Nearby, in Nara Park, is Kasuga Grand Shrine - which, according to the exhibit was one of the places the Shinto gods came to Earth. I stuck my head in before - the grounds are beautiful. This time I paid to actually enter the shine area, or at least the part of it open to tourists...pretty, but not all that exciting. So I headed over toward some little shops in front of Todaiji, bought some food there for dinner (a roasted yam, some of those great kusamochi, and some biscuits for the deer), and thought I'd walk back over into the hills behind the shrine a bit.

Wandering along the paths near the shrine, had the most amazing "coincidence" or "calling" or something...

A little behind and above the big main shrine, as I walked up the path I came to a small side shrine where a Nihonjin fellow was holding forth a little bit about Shinto to a family of gaijin tourists.
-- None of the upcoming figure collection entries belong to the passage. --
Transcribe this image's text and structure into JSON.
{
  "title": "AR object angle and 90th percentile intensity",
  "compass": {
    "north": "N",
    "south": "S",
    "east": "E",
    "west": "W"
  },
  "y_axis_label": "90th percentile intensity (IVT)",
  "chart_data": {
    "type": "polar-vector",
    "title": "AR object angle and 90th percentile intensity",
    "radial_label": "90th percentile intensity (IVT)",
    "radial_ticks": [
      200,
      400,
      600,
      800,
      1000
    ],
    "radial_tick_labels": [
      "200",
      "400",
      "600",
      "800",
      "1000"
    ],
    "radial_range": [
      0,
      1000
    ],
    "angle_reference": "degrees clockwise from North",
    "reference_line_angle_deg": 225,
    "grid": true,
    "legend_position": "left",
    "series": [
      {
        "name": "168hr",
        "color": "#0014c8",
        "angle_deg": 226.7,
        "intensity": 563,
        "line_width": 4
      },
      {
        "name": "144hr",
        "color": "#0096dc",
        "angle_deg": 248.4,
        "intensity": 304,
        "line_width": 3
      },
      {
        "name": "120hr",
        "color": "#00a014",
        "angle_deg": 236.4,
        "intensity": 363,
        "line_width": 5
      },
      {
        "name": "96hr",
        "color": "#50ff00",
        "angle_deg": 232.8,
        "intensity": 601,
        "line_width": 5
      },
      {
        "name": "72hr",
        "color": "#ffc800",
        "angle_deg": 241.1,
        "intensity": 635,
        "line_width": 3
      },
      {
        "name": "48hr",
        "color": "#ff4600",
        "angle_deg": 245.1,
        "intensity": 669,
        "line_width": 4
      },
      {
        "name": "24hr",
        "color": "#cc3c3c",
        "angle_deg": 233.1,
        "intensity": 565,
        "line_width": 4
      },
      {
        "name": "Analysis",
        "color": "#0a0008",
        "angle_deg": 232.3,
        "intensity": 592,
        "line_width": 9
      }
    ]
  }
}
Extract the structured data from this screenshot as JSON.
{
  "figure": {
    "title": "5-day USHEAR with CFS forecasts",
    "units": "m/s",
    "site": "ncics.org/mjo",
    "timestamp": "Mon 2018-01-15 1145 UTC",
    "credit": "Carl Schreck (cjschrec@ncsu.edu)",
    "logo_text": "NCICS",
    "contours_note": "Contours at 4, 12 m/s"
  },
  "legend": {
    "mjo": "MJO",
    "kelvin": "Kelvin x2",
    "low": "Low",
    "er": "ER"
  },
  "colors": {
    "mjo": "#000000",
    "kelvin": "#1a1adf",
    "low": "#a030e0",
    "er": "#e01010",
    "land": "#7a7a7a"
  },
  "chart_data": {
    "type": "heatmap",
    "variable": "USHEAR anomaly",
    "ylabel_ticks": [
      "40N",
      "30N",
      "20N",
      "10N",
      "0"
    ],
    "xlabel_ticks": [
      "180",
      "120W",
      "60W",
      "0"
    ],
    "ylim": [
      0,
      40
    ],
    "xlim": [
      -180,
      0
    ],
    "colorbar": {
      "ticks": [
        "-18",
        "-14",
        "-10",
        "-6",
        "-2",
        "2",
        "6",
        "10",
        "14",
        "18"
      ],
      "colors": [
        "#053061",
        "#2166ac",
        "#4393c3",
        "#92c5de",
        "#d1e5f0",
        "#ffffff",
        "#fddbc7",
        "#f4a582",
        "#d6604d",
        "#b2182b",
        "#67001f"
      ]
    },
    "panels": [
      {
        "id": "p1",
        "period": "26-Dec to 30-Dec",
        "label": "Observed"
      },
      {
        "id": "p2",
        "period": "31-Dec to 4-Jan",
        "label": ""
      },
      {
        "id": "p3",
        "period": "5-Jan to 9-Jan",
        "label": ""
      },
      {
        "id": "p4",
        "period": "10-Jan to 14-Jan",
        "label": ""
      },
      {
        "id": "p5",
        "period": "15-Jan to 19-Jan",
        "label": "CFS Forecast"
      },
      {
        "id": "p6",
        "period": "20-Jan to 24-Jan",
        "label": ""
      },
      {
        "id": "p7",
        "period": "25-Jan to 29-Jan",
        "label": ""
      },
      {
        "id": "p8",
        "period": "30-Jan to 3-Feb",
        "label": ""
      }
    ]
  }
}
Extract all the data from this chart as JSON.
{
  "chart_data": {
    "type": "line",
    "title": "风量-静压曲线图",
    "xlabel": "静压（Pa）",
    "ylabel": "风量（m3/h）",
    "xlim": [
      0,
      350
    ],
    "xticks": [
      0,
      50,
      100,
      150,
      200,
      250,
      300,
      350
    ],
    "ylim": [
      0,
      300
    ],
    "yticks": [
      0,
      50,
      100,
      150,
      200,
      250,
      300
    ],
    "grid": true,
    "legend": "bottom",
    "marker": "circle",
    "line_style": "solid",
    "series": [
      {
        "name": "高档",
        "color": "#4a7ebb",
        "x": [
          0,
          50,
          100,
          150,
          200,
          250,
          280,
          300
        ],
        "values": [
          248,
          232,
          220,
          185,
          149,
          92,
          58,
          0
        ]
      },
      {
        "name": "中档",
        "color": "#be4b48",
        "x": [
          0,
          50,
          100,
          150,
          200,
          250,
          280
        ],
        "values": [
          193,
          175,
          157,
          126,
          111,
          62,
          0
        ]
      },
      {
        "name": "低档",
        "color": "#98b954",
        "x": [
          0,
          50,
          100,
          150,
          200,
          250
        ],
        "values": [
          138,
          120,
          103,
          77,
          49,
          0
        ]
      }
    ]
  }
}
Turns out he was a Shinto priest (plainclothes division, at least today) who had been playing flute (the "dragon flute", ryuteki), which the family heard and was drawn to. The priest, Kazuhito, gave us all a little lesson in basic Shinto ideas - basically, gratitude is the key concept. And he taught us the simple but precise bowing ritual by which this gratitude is expressed. It's just three bows and two hand claps, but of course each movement has to be just so. And the pauses, the stillnesses, very important - the spaces where the divine can enter.

As we chatted it turns out the family is from Maryland! The father, Gabe works at Goddard, he looked familiar, might have met around Greenbelt sometime (though they live in Bethesda).

The sun was going down soon, and Gabe and company had to split (though I ran into Gabe again later on the train back to Osaka, and he and I had a bit more of a chat). Kaz and I talked a bit longer, walked together for a way. I walked back to the JR station, decided to detour a bit to go and visit the Jizo statue by Kofukuji) where I practiced the ritual (no problem showing gratitude to Jizo, I think).

Now, here's a thing: Kaz asked us to teach this, to Japanese people even. He talked a bit about how many, even most, Japanese people have lost their history of what Shinto is about; he and I also talked a bit about the degradation of Japanese Buddhism into a wish-granting religion - Zen and some other strains excepted, but Zen is not that widely followed in Japan at the moment. (And of course Zen as an institutionalized religion is not immune from problems and corruption.)

Which in a strange way, is good to hear. When one is interested in, finds resonance with, the spiritual practice of a foreign people, it's easy to believe that you'll never be able to understand it as well as they do. When you find out that many of them don't understand it, there's a certain freedom. (I suppose the same applies to budo and karate, I think that's actually a big point in Kaicho Nakamura's autobiography, the degradation of karate-do in Japan.)

Maybe I'll try to teach this at FSG or Starwood. Ok, to be honest, there's some ego there; to be able to say to folks there "Well, this is a ritual I learned from a Shinto priest in Japan" would be pretty cool. But more than that, I think it would be an excellent way to connect us with the great lands where we hold these gatherings, to respect and honor the kami there. We need so much to do that, listen to the American kami again. It's not a foreign practice to our shores, it's what Thoreau and Emerson and Whitman did, what John Muir did, what drives people to the country, to the mountains, to the seashore. But most of us don't know what to do when we get there.

Words and sounds have power. Power to shape our minds and perceptions and experiences, to "prime" our brains one way or another.

I hope to meet up with Kaz again for further discussion.